We’ve been, understandably, sheep-centric this week on the updates. Here are brief summaries on the sheep and several other topics.
Orphan lamb: I’ve decided grafting the lamb to Constellation might be the best option. It’s been nearly a week since she lost her lambs, but I’m hoping some mothering instincts will kick in. I’ve got the lamb in the dog crate and Constellation in the stall with her and I’ve been milking the ewe and feeding it directly to the lamb from a bottle. Constellation went out in the nearby fenced yard during the day so she could get some grass.
Other lambs: There were no roaring crowds, mint juleps, or fancy hats, money exchanged, or a clear distance with a start and finish line but all the participants ran hard and felt like winners in impromptu lamb races on what should have been the day of the Kentucky Derby. Even at less than a week old, the lambs enjoyed the beautiful weather as a group.
New ram: I contacted the breeder where I got the ram that died from on Monday to see if she might have any ram’s available this fall and she told me she’d they’d recently been castrated. Too bad, because I was really intrigued by using more of those Heritage Suffolk genetics as a teminal sire in my mixed-breed flock because I think it’ll add some rapid growth capabilities for the lambs to be marketed. She then told me she her ram (The sire of the one who died) was scheduled to get picked up to go to the butcher with culls from another farm on Wednesday since she’d expanded her flock and no longer had a place to keep him; but I could pretty much have him if I picked him up soon and allowed her breeding rights in the fall. It turns out the butcher he was going to was 45 minutes away from here in Athol so I met the truck and picked him up; saving me the more than 6 hour round trip to northern Vermont. I think he is going to fit right in… he got out of his quarantine pen twice already.
Horses: Doing well; and since the upper level jumperbarn where Liz rides and takes lessons is also closed due to the government restrictions, she’s been able to exercise and train Tucker a couple times and may again. I think she likes him and she’s an excellent rider so he’ll benefit from her training.
Fencing project: We now have all the holes augered and need to finish opening them up with the bar and hand post hole digger. Matt’s been coming with Liz and helping with the fence while she rides. I’m glad the two of them are in our social distancing circle!
Peacocks: I thought the hen had started sitting on the eggs to incubate them but she then ignored the nest an entire week.
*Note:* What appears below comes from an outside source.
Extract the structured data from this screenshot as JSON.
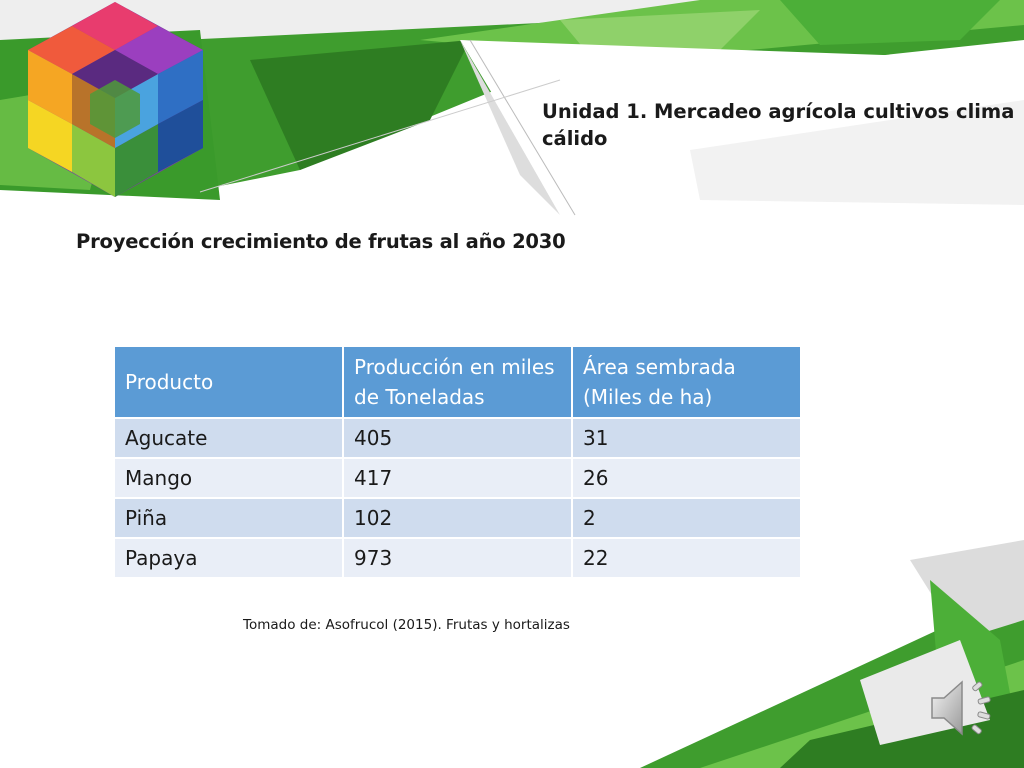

Maybe the sheep in the adjacent lambing pen intimidated her too much. Then today there was a 9th egg. Whatever happens with all that doesn’t really matter as I don’t need any more peafowl. We’ll let nature take its course and she can figure out what she wants to do.
Barn swallows: There was only one lonely-looking swallow in the outbarn during those two rainy days we had early in the week. Then the morning it stopped, Wednesday perhaps, there were a bunch of them. I tried to get a head count but, like unruly first graders, they wouldn’t hold still. They’d be sitting on the electrical conduit and one would dart out the front door of the barn, swoop around, and enter in the open section in the back of the barn just as two others would be leaving. I think there were seven that morning. Now there are at least four pairs repairing nests in the outbarn and others in the barn attached to the house.
Garden: I’ve started hardening off some of the brassicas by putting them in a sheltered part of the wood shed where they can still get some sun in preparing them to be transplanted in the garden. The mother ewe and triplets snuck by there on there way to pasture and chomped off a nearly a dozen of them in about 8 seconds. I still have plenty but I need to fortify that area better. I aso have to transfer some of the other veggies into larger pots.
Outdoor wood boiler: As usual this time of year, I shut down the furnace for the summer. The wood stove heats water which is pumped to the house and heats the house for the winter. When it is in use I feed it 2 to 4 times a day or even more in the bitter cold weather. I still need to clean it out and prepare it to sit for the summer as well as stack the woodpile; but it’s nice to have next year’s wood cut and one less daily chore I don’t have to do for a while!
Hope you all feel like winners in social distancing. Have a blessed sabbath tomorrow.
First photo: Constellation and the orphan lamb; hopefully bonding.
Second photo: The lambs getting ready for another race.
Third photo: The new ram seems to be of the friendly sort.